What do I mean? It favors cliques and playtest groups and those guys lucky
enough to have jumped on the PT before it got next to impossible to qualify
regularly. You know, those guys who KNOW SOMEBODY. Unless we're lucky, very
few of us get to know SOMEBODY well enough to get a steady filtering of new
decks down to us. We're smart, we're talented, we could be good... but we
have no "team", no playtest group, and no input.

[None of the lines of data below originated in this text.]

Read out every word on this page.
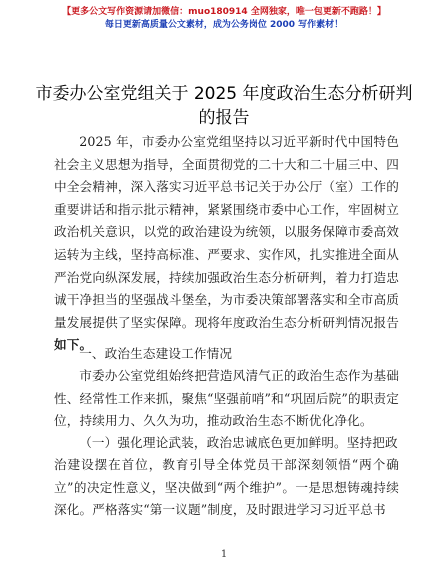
【更多公文写作资源请加微信：muo180914 全网独家，唯一包更新不跑路！】
每日更新高质量公文素材，成为公务岗位 2000 写作素材！
市委办公室党组关于 2025 年度政治生态分析研判的报告
2025 年，市委办公室党组坚持以习近平新时代中国特色社会主义思想为指导，全面贯彻党的二十大和二十届三中、四中全会精神，深入落实习近平总书记关于办公厅（室）工作的重要讲话和指示批示精神，紧紧围绕市委中心工作，牢固树立政治机关意识，以党的政治建设为统领，以服务保障市委高效运转为主线，坚持高标准、严要求、实作风，扎实推进全面从严治党向纵深发展，持续加强政治生态分析研判，着力打造忠诚干净担当的坚强战斗堡垒，为市委决策部署落实和全市高质量发展提供了坚实保障。现将年度政治生态分析研判情况报告如下。
一、政治生态建设工作情况
市委办公室党组始终把营造风清气正的政治生态作为基础性、经常性工作来抓，聚焦“坚强前哨”和“巩固后院”的职责定位，持续用力、久久为功，推动政治生态不断优化净化。
（一）强化理论武装，政治忠诚底色更加鲜明。坚持把政
治建设摆在首位，教育引导全体党员干部深刻领悟“两个确立”的决定性意义，坚决做到“两个维护”。一是思想铸魂持续深化。严格落实“第一议题”制度，及时跟进学习习近平总书
1
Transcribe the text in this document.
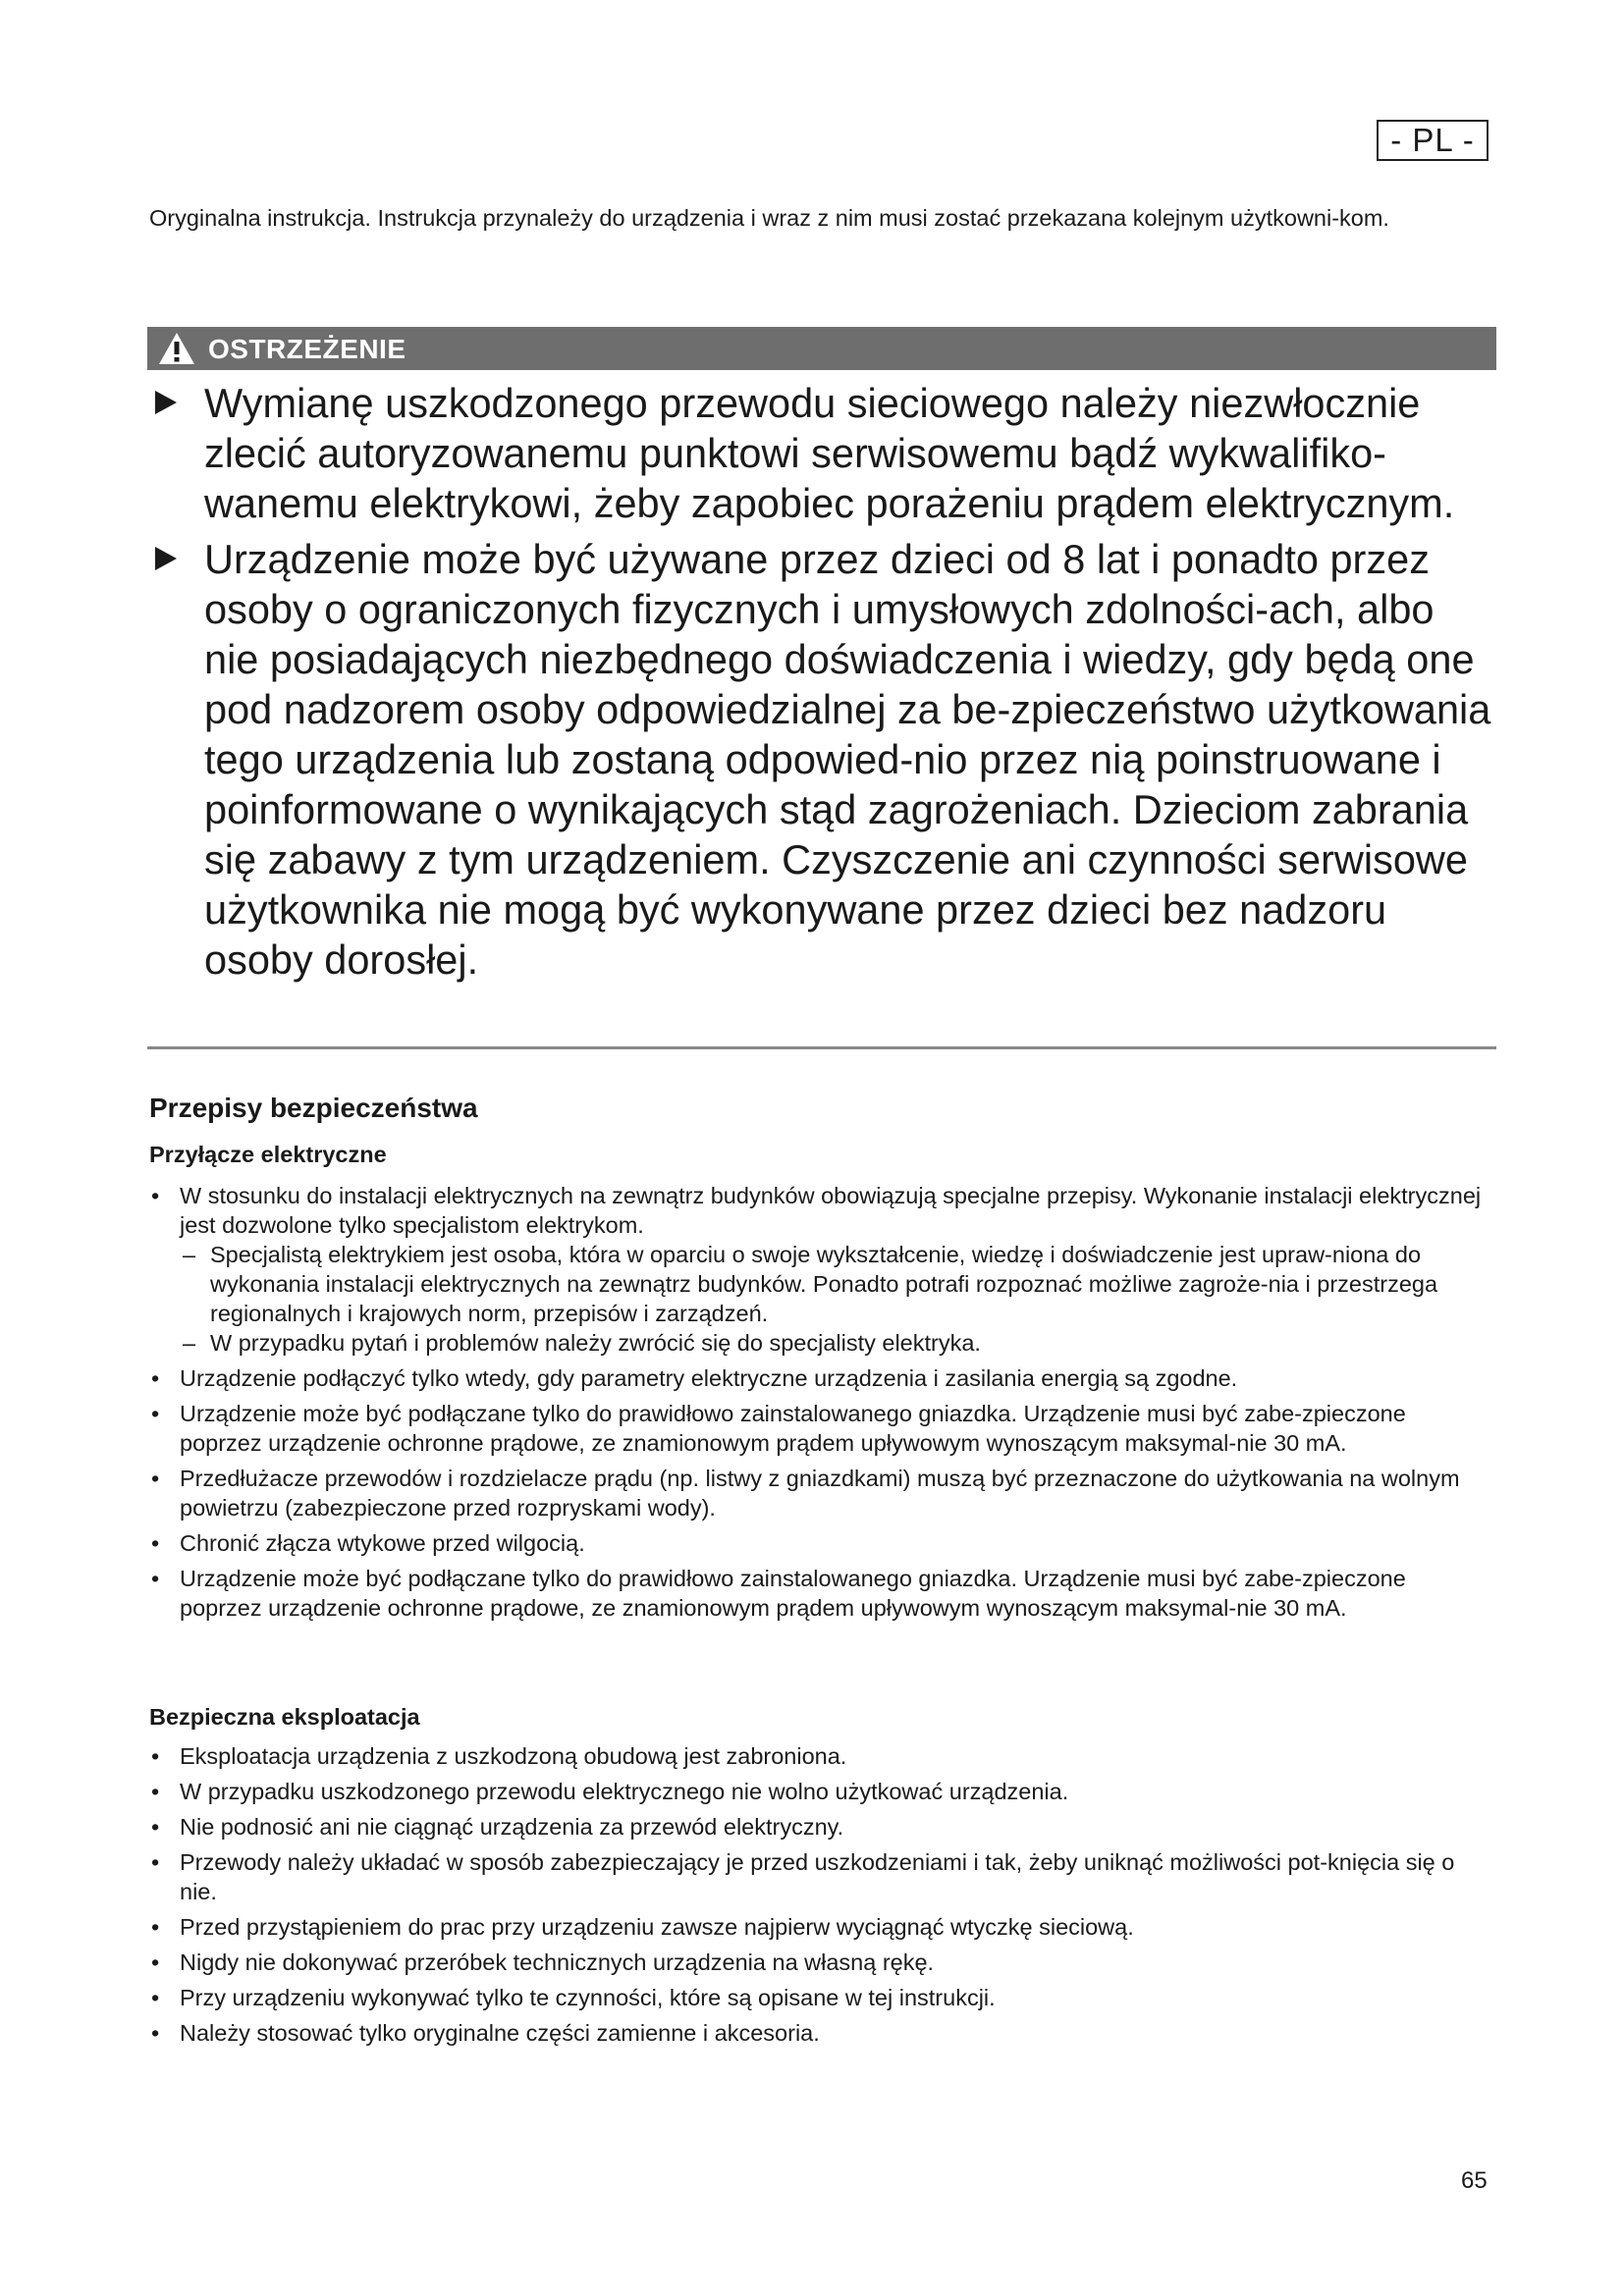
- PL -
Oryginalna instrukcja. Instrukcja przynależy do urządzenia i wraz z nim musi zostać przekazana kolejnym użytkowni-kom.
OSTRZEŻENIE
Wymianę uszkodzonego przewodu sieciowego należy niezwłocznie zlecić autoryzowanemu punktowi serwisowemu bądź wykwalifiko-wanemu elektrykowi, żeby zapobiec porażeniu prądem elektrycznym.
Urządzenie może być używane przez dzieci od 8 lat i ponadto przez osoby o ograniczonych fizycznych i umysłowych zdolności-ach, albo nie posiadających niezbędnego doświadczenia i wiedzy, gdy będą one pod nadzorem osoby odpowiedzialnej za be-zpieczeństwo użytkowania tego urządzenia lub zostaną odpowied-nio przez nią poinstruowane i poinformowane o wynikających stąd zagrożeniach. Dzieciom zabrania się zabawy z tym urządzeniem. Czyszczenie ani czynności serwisowe użytkownika nie mogą być wykonywane przez dzieci bez nadzoru osoby dorosłej.
Przepisy bezpieczeństwa
Przyłącze elektryczne
• W stosunku do instalacji elektrycznych na zewnątrz budynków obowiązują specjalne przepisy. Wykonanie instalacji elektrycznej jest dozwolone tylko specjalistom elektrykom.
– Specjalistą elektrykiem jest osoba, która w oparciu o swoje wykształcenie, wiedzę i doświadczenie jest upraw-niona do wykonania instalacji elektrycznych na zewnątrz budynków. Ponadto potrafi rozpoznać możliwe zagroże-nia i przestrzega regionalnych i krajowych norm, przepisów i zarządzeń.
– W przypadku pytań i problemów należy zwrócić się do specjalisty elektryka.
• Urządzenie podłączyć tylko wtedy, gdy parametry elektryczne urządzenia i zasilania energią są zgodne.
• Urządzenie może być podłączane tylko do prawidłowo zainstalowanego gniazdka. Urządzenie musi być zabe-zpieczone poprzez urządzenie ochronne prądowe, ze znamionowym prądem upływowym wynoszącym maksymal-nie 30 mA.
• Przedłużacze przewodów i rozdzielacze prądu (np. listwy z gniazdkami) muszą być przeznaczone do użytkowania na wolnym powietrzu (zabezpieczone przed rozpryskami wody).
• Chronić złącza wtykowe przed wilgocią.
• Urządzenie może być podłączane tylko do prawidłowo zainstalowanego gniazdka. Urządzenie musi być zabe-zpieczone poprzez urządzenie ochronne prądowe, ze znamionowym prądem upływowym wynoszącym maksymal-nie 30 mA.
Bezpieczna eksploatacja
• Eksploatacja urządzenia z uszkodzoną obudową jest zabroniona.
• W przypadku uszkodzonego przewodu elektrycznego nie wolno użytkować urządzenia.
• Nie podnosić ani nie ciągnąć urządzenia za przewód elektryczny.
• Przewody należy układać w sposób zabezpieczający je przed uszkodzeniami i tak, żeby uniknąć możliwości pot-knięcia się o nie.
• Przed przystąpieniem do prac przy urządzeniu zawsze najpierw wyciągnąć wtyczkę sieciową.
• Nigdy nie dokonywać przeróbek technicznych urządzenia na własną rękę.
• Przy urządzeniu wykonywać tylko te czynności, które są opisane w tej instrukcji.
• Należy stosować tylko oryginalne części zamienne i akcesoria.
65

People have always been posting tournament reports, but before the Dojo,
posting a report was mostly for "scrubs" and the newer, less-favored Pros
trying to make some sort of name for themselves. Now, even the hot-shots
post, which is ironic. I haven't found many Pros who don't complain that the
Dojo is ruining Magic. I've found even fewer who wouldn't jump at the chance
to have their articles on the front page regularly. Even those who proclaim
the Dojo is killing them make weekly contributions to their own death.
What was really terrible for Magic before the Dojo was that a player could
design a deck with a pre-sideboard of disgusting color-hosers (hello, 5cg) and
rock everyone with it. I can't even imagine doing that now, since I haven't
seen my local area dominated by anything in particular. The scene changes on
a weekly basis. It used to change every few months. What's hot this week is
ousted by the next amazing metagame deck that will rule for exactly one week
before *it* gets creamed by something else. Which was better for Magic?

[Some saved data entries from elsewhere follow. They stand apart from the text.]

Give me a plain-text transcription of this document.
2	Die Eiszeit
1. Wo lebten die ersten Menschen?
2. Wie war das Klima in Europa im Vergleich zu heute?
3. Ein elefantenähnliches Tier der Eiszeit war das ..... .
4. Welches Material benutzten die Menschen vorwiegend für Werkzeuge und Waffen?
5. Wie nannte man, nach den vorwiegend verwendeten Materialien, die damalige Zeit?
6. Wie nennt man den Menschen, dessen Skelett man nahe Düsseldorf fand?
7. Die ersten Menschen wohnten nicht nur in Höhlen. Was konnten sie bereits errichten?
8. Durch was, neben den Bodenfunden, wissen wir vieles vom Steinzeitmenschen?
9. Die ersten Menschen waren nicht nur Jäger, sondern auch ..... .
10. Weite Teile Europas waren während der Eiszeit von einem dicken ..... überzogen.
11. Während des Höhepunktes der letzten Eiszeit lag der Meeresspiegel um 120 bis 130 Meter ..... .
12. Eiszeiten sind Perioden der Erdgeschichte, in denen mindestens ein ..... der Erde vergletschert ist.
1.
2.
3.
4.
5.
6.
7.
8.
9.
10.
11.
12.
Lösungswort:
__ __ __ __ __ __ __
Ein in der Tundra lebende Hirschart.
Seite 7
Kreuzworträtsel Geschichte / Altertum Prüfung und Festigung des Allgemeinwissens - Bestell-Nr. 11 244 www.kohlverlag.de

Standard sideboards or rock-paper-scissors? Depends on who you ask.
Deck attribution has always been unfair. I can recall way back at *my*
beginnings of Magic that certain decks sometimes made people famous. Who can
forget that Hovi loves Stasis? Who remembers that he didn't build it? You
see my point. And this was WAY before the Dojo. Necropotence decks have been
around for years. Who innovated the idea that drawing 20 extra cards was a
good thing? I don't know, but we have Lauerpotence and Hackerpotence and
BottleNecro and loads of other decks where just a handful of cards in the
original Necro were changed. You probably made the same changes, too.
What's the problem now? Tons more players, each evolving along similar
themes. They send in their tournament reports and voila! 300 people write
angry letters to everyone who will listen declaring they had that deck two
months before the spoiler list came out because a friend of a friend is a
playtester and he knew about the card before anyone. The quest for fame is
grand and noble, eh?
The big difference is that now, thankfully, the attributions are far more
fluid. When everything was passed via usenet and word-of-mouth, names stuck
to decks permanently. Now 100,000 people will see the correction or
counter-argument if it's smack on the Dojo's front page.

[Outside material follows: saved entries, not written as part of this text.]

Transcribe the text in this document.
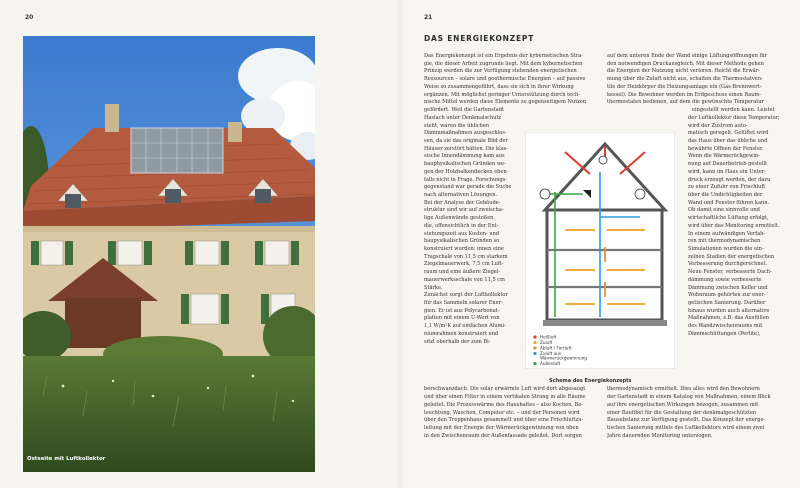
20	21
Ostseite mit Luftkollektor
DAS ENERGIEKONZEPT
Das Energiekonzept ist ein Ergebnis der kybernetischen Stra-
gie, die dieser Arbeit zugrunde liegt. Mit dem kybernetischen
Prinzip werden die zur Verfügung stehenden energetischen
Ressourcen – solare und goethermische Energien – auf passive
Weise so zusammengeführt, dass sie sich in ihrer Wirkung
ergänzen. Mit möglichst geringer Unterstützung durch tech-
nische Mittel werden diese Elemente zu gegenseitigem Nutzen
gefördert. Weil die Gartenstadt
Haslach unter Denkmalschutz
steht, waren die üblichen
Dämmmaßnahmen ausgeschlos-
sen, da sie das originale Bild der
Häuser zerstört hätten. Die klas-
sische Innendämmung kam aus
bauphysikalischen Gründen we-
gen der Holzbalkendecken eben-
falls nicht in Frage. Forschungs-
gegenstand war gerade die Suche
nach alternativen Lösungen.
Bei der Analyse der Gebäude-
struktur sind wir auf zweischa-
lige Außenwände gestoßen,
die, offensichtlich in der Ent-
stehungszeit aus Kosten- und
baupysikalischen Gründen so
konstruiert wurden: innen eine
Tragschale von 11,5 cm starkem
Ziegelmauerwerk, 7,5 cm Luft-
raum und eine äußere Ziegel-
mauerwerksschale von 11,5 cm
Stärke.
Zunächst sorgt der Luftkollektor
für das Sammeln solarer Ener-
gien. Er ist aus Polycarbonat-
platten mit einem U-Wert von
1,1 W/m²K auf einfachen Alumi-
niumrahmen konstruiert und
sitzt oberhalb der zum Bi-
berschwanzdach. Die solar erwärmte Luft wird dort abgesaugt
und über einen Filter in einem vertikalen Strang in alle Räume
geleitet. Die Prozesswärme des Haushaltes – also Kochen, Be-
leuchtung, Waschen, Computer etc. – und der Personen wird
über den Treppenhaus gesammelt und über eine Frischluftzu-
leitung mit der Energie der Wärmerückgewinnung von oben
in den Zwischenraum der Außenfassade geleitet. Dort sorgen
auf dem unteren Ende der Wand einige Lüftungsöffnungen für
den notwendigen Druckausgleich. Mit dieser Methode gehen
die Energien der Nutzung nicht verloren. Reicht die Erwär-
mung über die Zuluft nicht aus, schalten die Thermostatven-
tile der Heizkörper die Heizungsanlage ein (Gas-Brennwert-
kessel). Die Bewohner werden im Erdgeschoss einen Raum-
thermostaten bedienen, auf dem die gewünschte Temperatur
eingestellt werden kann. Leistet
der Luftkollektor diese Temperatur,
wird der Zustrom auto-
matisch geregelt. Gelüftet wird
das Haus über das übliche und
bewährte Öffnen der Fenster.
Wenn die Wärmerückgewin-
nung auf Dauerbetrieb gestellt
wird, kann im Haus ein Unter-
druck erzeugt werden, der dazu
zu einer Zufuhr von Frischluft
über die Undichtigkeiten der
Wand und Fenster führen kann.
Ob damit eine sinnvolle und
wirtschaftliche Lüftung erfolgt,
wird über das Monitoring ermittelt.
In einem aufwändigen Verfah-
ren mit thermodynamischen
Simulationen wurden die ein-
zelnen Stadien der energetischen
Verbesserung durchgerechnet.
Neue Fenster, verbesserte Dach-
dämmung sowie verbesserte
Dämmung zwischen Keller und
Wohnraum gehörten zur ener-
getischen Sanierung. Darüber
hinaus wurden auch alternative
Maßnahmen, z.B. das Ausfüllen
des Wandzwischenraums mit
Dämmschüttungen (Perlite),
thermodynamisch ermittelt. Dies alles wird den Bewohnern
der Gartenstadt in einem Katalog von Maßnahmen, einem Blick
auf ihre energetischen Wirkungen bezogen, zusammen mit
einer Baufibel für die Gestaltung der denkmalgeschützten
Bausubstanz zur Verfügung gestellt. Das Konzept der energe-
tischen Sanierung mittels des Luftkollektors wird einem zwei
Jahre dauernden Monitoring unterzogen.
Heißluft
Zuluft
Abluft / Fortluft
Zuluft aus
Wärmerückgewinnung
Außenluft
Schema des Energiekonzepts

There were lots of other, smaller, complaints, mostly focusing on the
predictability of decks and fields. I ask you...
Isn't it better to walk prepared into a predictable field?
Isn't it better to know how your game strategy as early as turn 1?
What's the complaint here, guys? I see so many complaints from people who
think it sucks that when they play a Hermit Druid, everyone knows what they're
playing. Whose fault is that? Should you blame the guy who posted a
tournament report about it, for not accepting your humongous bribe to keep the
deck secret? Should you blame Frank for posting material from the public
domain, for thinking that this other guy's tournament report was kinda cool
and deserved some attention? Who are you going to blame? You're the one who
went to a tournament with a deck everyone saw on the Dojo.
Here's my solution to your problems - design something new and unusual. Check
the Dojo to see if anyone else designed it before you. Play it at your
tournament. Don't send in a report. Bribe all the spectators during the top
8 to not send in a report. Bribe all your opponents to not send in a report.
Move to different states frequently.
That's the only way to keep a deck innovative and secret.